ECLI:NL:GHARN:2003:AL4167
Gerechtshof Arnhem
- Eerste aanleg - enkelvoudig
- T.J. Matthijssen
- Rechtspraak.nl
Beoordeling van de rechtmatigheid van de afvalstoffenheffing door het Gerechtshof Arnhem
In deze zaak heeft het Gerechtshof Arnhem op 27 augustus 2003 uitspraak gedaan over de rechtmatigheid van de afvalstoffenheffing die door de gemeente Ede in 2002 is geheven.
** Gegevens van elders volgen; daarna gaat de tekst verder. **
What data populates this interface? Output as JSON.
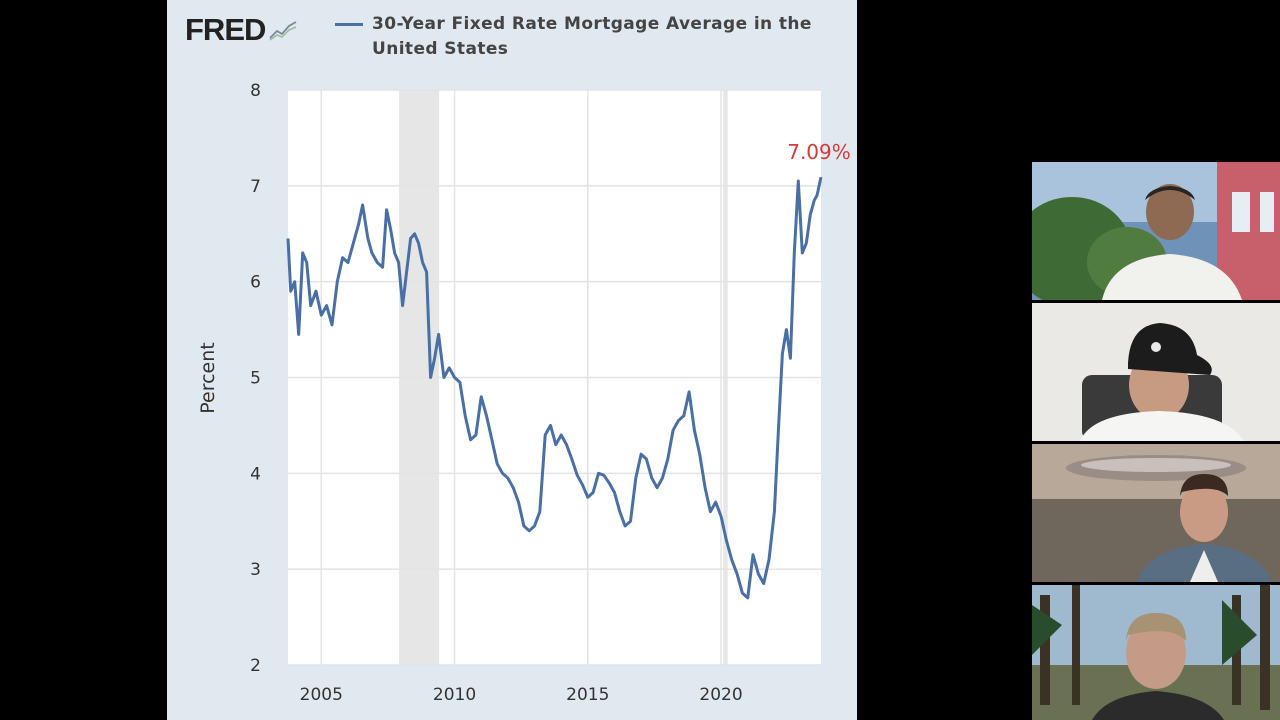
{
  "brand": {
    "logo_text": "FRED",
    "logo_mark_icon": "trend-chart-icon"
  },
  "chart_data": {
    "type": "line",
    "title": "30-Year Fixed Rate Mortgage Average in the United States",
    "ylabel": "Percent",
    "xlabel": "",
    "xlim": [
      2003.75,
      2023.75
    ],
    "ylim": [
      2,
      8
    ],
    "x_ticks": [
      2005,
      2010,
      2015,
      2020
    ],
    "y_ticks": [
      2,
      3,
      4,
      5,
      6,
      7,
      8
    ],
    "grid": true,
    "recession_shading": [
      [
        2007.92,
        2009.42
      ],
      [
        2020.08,
        2020.25
      ]
    ],
    "series": [
      {
        "name": "30-Year Fixed Rate Mortgage Average in the United States",
        "color": "#4a6fa5",
        "x": [
          2003.75,
          2003.85,
          2004.0,
          2004.15,
          2004.3,
          2004.45,
          2004.6,
          2004.8,
          2005.0,
          2005.2,
          2005.4,
          2005.6,
          2005.8,
          2006.0,
          2006.2,
          2006.4,
          2006.55,
          2006.75,
          2006.9,
          2007.1,
          2007.3,
          2007.45,
          2007.6,
          2007.75,
          2007.9,
          2008.05,
          2008.2,
          2008.35,
          2008.5,
          2008.65,
          2008.8,
          2008.95,
          2009.1,
          2009.25,
          2009.4,
          2009.6,
          2009.8,
          2010.0,
          2010.2,
          2010.4,
          2010.6,
          2010.8,
          2011.0,
          2011.2,
          2011.4,
          2011.6,
          2011.8,
          2012.0,
          2012.2,
          2012.4,
          2012.6,
          2012.8,
          2013.0,
          2013.2,
          2013.4,
          2013.6,
          2013.8,
          2014.0,
          2014.2,
          2014.4,
          2014.6,
          2014.8,
          2015.0,
          2015.2,
          2015.4,
          2015.6,
          2015.8,
          2016.0,
          2016.2,
          2016.4,
          2016.6,
          2016.8,
          2017.0,
          2017.2,
          2017.4,
          2017.6,
          2017.8,
          2018.0,
          2018.2,
          2018.4,
          2018.6,
          2018.8,
          2019.0,
          2019.2,
          2019.4,
          2019.6,
          2019.8,
          2020.0,
          2020.2,
          2020.4,
          2020.6,
          2020.8,
          2021.0,
          2021.2,
          2021.4,
          2021.6,
          2021.8,
          2022.0,
          2022.15,
          2022.3,
          2022.45,
          2022.6,
          2022.75,
          2022.9,
          2023.05,
          2023.2,
          2023.35,
          2023.5,
          2023.6,
          2023.75
        ],
        "values": [
          6.45,
          5.9,
          6.0,
          5.45,
          6.3,
          6.2,
          5.75,
          5.9,
          5.65,
          5.75,
          5.55,
          6.0,
          6.25,
          6.2,
          6.4,
          6.6,
          6.8,
          6.45,
          6.3,
          6.2,
          6.15,
          6.75,
          6.55,
          6.3,
          6.2,
          5.75,
          6.1,
          6.45,
          6.5,
          6.4,
          6.2,
          6.1,
          5.0,
          5.2,
          5.45,
          5.0,
          5.1,
          5.0,
          4.95,
          4.6,
          4.35,
          4.4,
          4.8,
          4.6,
          4.35,
          4.1,
          4.0,
          3.95,
          3.85,
          3.7,
          3.45,
          3.4,
          3.45,
          3.6,
          4.4,
          4.5,
          4.3,
          4.4,
          4.3,
          4.15,
          3.98,
          3.88,
          3.75,
          3.8,
          4.0,
          3.98,
          3.9,
          3.8,
          3.6,
          3.45,
          3.5,
          3.95,
          4.2,
          4.15,
          3.95,
          3.85,
          3.95,
          4.15,
          4.45,
          4.55,
          4.6,
          4.85,
          4.45,
          4.2,
          3.85,
          3.6,
          3.7,
          3.55,
          3.3,
          3.1,
          2.95,
          2.75,
          2.7,
          3.15,
          2.95,
          2.85,
          3.1,
          3.6,
          4.45,
          5.25,
          5.5,
          5.2,
          6.3,
          7.05,
          6.3,
          6.4,
          6.7,
          6.85,
          6.9,
          7.09
        ]
      }
    ],
    "annotations": [
      {
        "text": "7.09%",
        "x": 2023.75,
        "y": 7.09,
        "color": "#d33b3b"
      }
    ]
  },
  "video_tiles": [
    {
      "name": "participant-1-video",
      "icon": "person-icon"
    },
    {
      "name": "participant-2-video",
      "icon": "person-icon"
    },
    {
      "name": "participant-3-video",
      "icon": "person-icon"
    },
    {
      "name": "participant-4-video",
      "icon": "person-icon"
    }
  ]
}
De belanghebbende, die een recreatiewoning ter beschikking had, betwistte de aanslag op basis van het feit dat hij in het verleden geen afvalstoffenheffing had betaald. Het hof oordeelde dat de gemeente de verordening op de juiste wijze had bekendgemaakt en dat de belanghebbende geen rechtens bescherming verdienend vertrouwen kon ontlenen aan het verleden.
De feiten van de zaak zijn als volgt: de belanghebbende had in 2002 een recreatiewoning aan de [a-weg 1 te Q], waar hij gedurende 30 dagen verbleef. Het hof overwoog dat de woning een perceel is waar huishoudelijke afvalstoffen kunnen ontstaan, en dat de ambtenaar terecht de belanghebbende als feitelijk gebruiker van het perceel heeft aangemerkt. De ambtenaar toonde aan dat voldaan was aan de inzamelverplichting, wat inhoudt dat huisvuil op de dichtstbijzijnde toegankelijke weg werd opgehaald.
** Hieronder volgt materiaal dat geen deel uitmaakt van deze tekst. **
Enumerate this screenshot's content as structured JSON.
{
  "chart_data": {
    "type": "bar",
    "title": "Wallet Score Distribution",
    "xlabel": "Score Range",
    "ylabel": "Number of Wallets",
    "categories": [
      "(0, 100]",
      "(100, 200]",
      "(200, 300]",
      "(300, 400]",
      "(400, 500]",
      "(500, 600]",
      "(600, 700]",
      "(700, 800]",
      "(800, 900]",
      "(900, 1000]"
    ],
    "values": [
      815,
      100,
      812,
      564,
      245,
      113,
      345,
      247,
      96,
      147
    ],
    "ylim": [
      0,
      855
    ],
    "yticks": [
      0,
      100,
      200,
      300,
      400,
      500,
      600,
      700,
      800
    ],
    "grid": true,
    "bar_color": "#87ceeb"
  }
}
Het hof concludeerde dat de verordening afvalstoffenheffing 2002 op de juiste wijze was vastgesteld en bekendgemaakt. De belanghebbende kon niet volhouden dat hij in 2002 geen afvalstoffenheffing zou hoeven betalen, enkel omdat dit in het verleden niet was gebeurd. Het beroep van de belanghebbende werd ongegrond verklaard, en het hof bevestigde de eerdere uitspraak. Er werden geen kosten aan de ambtenaar opgelegd, en de mondelinge uitspraak werd in het openbaar gedaan door mr. Matthijssen, met mw. Vermeulen-Post als griffier.